The original implementation in the kernel uses byte-wise copy if src and dst are not
co-aligned.This approach is not efficient enough.Therefore, the patch linked below has
been used to modify this section.
https://lore.kernel.org/all/20210216225555.4976-1-gary@garyguo.net/
The link above has been optimized memcpy for misaligned cases.If they are not co-aligned,
then it will load two adjacent words from src and use shifts to assemble a full machine
word.
Signed-off-by: Zhang Fei<zhangfei@nj.iscas.ac.cn>
---
src/string/riscv64/memcpy.S | 159 ++++++++++++++++++++++++++++++++++++
1 file changed, 159 insertions(+)
create mode 100644 src/string/riscv64/memcpy.S
diff --git a/src/string/riscv64/memcpy.S b/src/string/riscv64/memcpy.S
new file mode 100644
index 0000000..ee59924
--- /dev/null
+++ b/src/string/riscv64/memcpy.S
@@ -0,0 +1,159 @@
+/* SPDX-License-Identifier: GPL-2.0-only */
+/*
+ * Copyright (C) 2013 Regents of the University of California
+ */
+
+#define SZREG 8
+#define REG_S sd
+#define REG_L ld
+
+.global memcpy
+.type memcpy,@function
+memcpy:
+ /* Save for return value */
+ mv t6, a0
+
+ /*
+ * Register allocation for code below:
+ * a0 - start of uncopied dst
+ * a1 - start of uncopied src
+ * t0 - end of uncopied dst
+ */
+ add t0, a0, a2
+
+ /*
+ * Use bytewise copy if too small.
+ *
+ * This threshold must be at least 2*SZREG to ensure at least one
+ * wordwise copy is performed.
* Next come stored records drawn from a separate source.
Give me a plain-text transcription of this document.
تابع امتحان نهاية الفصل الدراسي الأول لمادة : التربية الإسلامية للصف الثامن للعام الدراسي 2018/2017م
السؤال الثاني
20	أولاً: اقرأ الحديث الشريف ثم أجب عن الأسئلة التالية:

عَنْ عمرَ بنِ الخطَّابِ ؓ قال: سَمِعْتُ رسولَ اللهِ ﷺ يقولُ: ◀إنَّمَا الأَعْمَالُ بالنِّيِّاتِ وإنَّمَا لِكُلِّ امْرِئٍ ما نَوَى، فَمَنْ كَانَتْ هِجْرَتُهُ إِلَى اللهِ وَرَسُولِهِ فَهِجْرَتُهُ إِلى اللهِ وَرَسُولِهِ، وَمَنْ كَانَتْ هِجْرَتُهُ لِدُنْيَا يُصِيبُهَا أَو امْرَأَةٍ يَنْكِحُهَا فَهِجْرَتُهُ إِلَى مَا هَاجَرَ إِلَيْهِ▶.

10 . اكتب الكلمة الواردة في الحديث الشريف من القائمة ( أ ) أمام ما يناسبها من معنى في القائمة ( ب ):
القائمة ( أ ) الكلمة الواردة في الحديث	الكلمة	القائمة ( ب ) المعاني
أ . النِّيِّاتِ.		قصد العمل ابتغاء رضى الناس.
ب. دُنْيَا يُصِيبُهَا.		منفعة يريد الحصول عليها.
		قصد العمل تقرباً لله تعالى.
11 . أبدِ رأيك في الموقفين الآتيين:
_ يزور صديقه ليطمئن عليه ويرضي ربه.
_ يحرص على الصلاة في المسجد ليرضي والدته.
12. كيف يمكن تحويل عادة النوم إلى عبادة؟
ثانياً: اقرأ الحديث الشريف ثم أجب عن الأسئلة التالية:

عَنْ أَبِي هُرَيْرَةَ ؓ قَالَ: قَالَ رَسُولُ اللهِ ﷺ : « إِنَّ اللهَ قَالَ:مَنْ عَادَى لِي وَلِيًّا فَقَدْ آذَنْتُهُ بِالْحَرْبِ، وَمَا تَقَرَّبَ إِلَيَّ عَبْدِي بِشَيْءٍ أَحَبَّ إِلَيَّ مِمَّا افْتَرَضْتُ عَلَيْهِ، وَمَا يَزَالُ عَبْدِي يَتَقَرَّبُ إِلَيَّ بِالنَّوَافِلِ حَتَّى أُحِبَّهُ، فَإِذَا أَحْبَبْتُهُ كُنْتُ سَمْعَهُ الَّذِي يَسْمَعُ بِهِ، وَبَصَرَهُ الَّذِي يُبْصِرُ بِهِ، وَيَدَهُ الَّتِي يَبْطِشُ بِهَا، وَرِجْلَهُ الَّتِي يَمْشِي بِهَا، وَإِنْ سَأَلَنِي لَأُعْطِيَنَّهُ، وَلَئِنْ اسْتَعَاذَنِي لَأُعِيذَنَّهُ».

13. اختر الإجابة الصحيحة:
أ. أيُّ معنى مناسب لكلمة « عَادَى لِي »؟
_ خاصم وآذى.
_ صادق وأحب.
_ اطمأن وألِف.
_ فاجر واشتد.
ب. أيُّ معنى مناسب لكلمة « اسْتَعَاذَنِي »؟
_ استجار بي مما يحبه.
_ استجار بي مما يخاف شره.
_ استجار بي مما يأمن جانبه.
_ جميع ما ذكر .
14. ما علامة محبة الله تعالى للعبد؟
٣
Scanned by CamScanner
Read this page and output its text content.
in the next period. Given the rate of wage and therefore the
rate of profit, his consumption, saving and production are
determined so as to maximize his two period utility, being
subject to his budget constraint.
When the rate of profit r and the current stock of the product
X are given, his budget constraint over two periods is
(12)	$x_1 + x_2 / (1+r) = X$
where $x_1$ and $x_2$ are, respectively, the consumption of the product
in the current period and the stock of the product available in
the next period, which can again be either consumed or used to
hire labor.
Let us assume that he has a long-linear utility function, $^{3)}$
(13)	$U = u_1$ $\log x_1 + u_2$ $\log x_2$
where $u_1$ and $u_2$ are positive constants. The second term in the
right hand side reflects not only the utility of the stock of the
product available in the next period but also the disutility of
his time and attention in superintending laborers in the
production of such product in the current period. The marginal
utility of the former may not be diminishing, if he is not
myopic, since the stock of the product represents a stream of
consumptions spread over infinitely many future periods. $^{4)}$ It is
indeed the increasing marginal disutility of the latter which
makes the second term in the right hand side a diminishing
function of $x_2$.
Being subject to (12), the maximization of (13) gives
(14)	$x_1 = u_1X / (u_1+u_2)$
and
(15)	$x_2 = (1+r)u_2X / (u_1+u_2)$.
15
It is chosen to be 16 because it will
+ * save at least 7 iterations of bytewise copy, which pays off the
+ * fixed overhead.
+ */
+ li a3, 16
+ bltu a2, a3, .Lbyte_copy_tail
+
+ /*
+ * Bytewise copy first to align a0 to word boundary.
+ */
+ addi a2, a0, SZREG-1
+ andi a2, a2, ~(SZREG-1)
+ beq a0, a2, 2f
+1:
+ lb a5, 0(a1)
+ addi a1, a1, 1
+ sb a5, 0(a0)
+ addi a0, a0, 1
+ bne a0, a2, 1b
+2:
+
+ /*
+ * Now a0 is word-aligned. If a1 is also word aligned, we could perform
+ * aligned word-wise copy. Otherwise we need to perform misaligned
+ * word-wise copy.
+ */
+ andi a3, a1, SZREG-1
+ bnez a3, .Lmisaligned_word_copy
+
+ /* Unrolled wordwise copy */
+ addi t0, t0, -(16*SZREG-1)
+ bgeu a0, t0, 2f
+1:
+ REG_L a2, 0(a1)
+ REG_L a3, SZREG(a1)
+ REG_L a4, 2*SZREG(a1)
+ REG_L a5, 3*SZREG(a1)
+ REG_L a6, 4*SZREG(a1)
+ REG_L a7, 5*SZREG(a1)
+ REG_L t1, 6*SZREG(a1)
+ REG_L t2, 7*SZREG(a1)
+ REG_L t3, 8*SZREG(a1)
+ REG_L t4, 9*SZREG(a1)
+ REG_L t5, 10*SZREG(a1)
+ REG_S a2, 0(a0)
+ REG_S a3, SZREG(a0)
+ REG_S a4, 2*SZREG(a0)
+ REG_S a5, 3*SZREG(a0)
+ REG_S a6, 4*SZREG(a0)
+ REG_S a7, 5*SZREG(a0)
+ REG_S t1, 6*SZREG(a0)
+ REG_S t2, 7*SZREG(a0)
+ REG_S t3, 8*SZREG(a0)
+ REG_S t4, 9*SZREG(a0)
+ REG_S t5, 10*SZREG(a0)
+ REG_L a2, 11*SZREG(a1)
+ REG_L a3, 12*SZREG(a1)
+ REG_L a4, 13*SZREG(a1)
+ REG_L a5, 14*SZREG(a1)
+ REG_L a6, 15*SZREG(a1)
+ addi a1, a1, 16*SZREG
+ REG_S a2, 11*SZREG(a0)
+ REG_S a3, 12*SZREG(a0)
+ REG_S a4, 13*SZREG(a0)
+ REG_S a5, 14*SZREG(a0)
+ REG_S a6, 15*SZREG(a0)
+ addi a0, a0, 16*SZREG
+ bltu a0, t0, 1b
+2:
+ /* Post-loop increment by 16*SZREG-1 and pre-loop decrement by SZREG-1 */
+ addi t0, t0, 15*SZREG
+
+ /* Wordwise copy */
+ bgeu a0, t0, 2f
+1:
+ REG_L a5, 0(a1)
+ addi a1, a1, SZREG
+ REG_S a5, 0(a0)
+ addi a0, a0, SZREG
+ bltu a0, t0, 1b
+2:
+ addi t0, t0, SZREG-1
+
+.Lbyte_copy_tail:
+ /*
+ * Bytewise copy anything left.
+ */
+ beq a0, t0, 2f
+1:
+ lb a5, 0(a1)
+ addi a1, a1, 1
+ sb a5, 0(a0)
+ addi a0, a0, 1
+ bne a0, t0, 1b
+2:
+
+ mv a0, t6
+ ret
+
+.Lmisaligned_word_copy:
+ /*
+ * Misaligned word-wise copy.
+ * For misaligned copy we still perform word-wise copy, but we need to
+ * use the value fetched from the previous iteration and do some shifts.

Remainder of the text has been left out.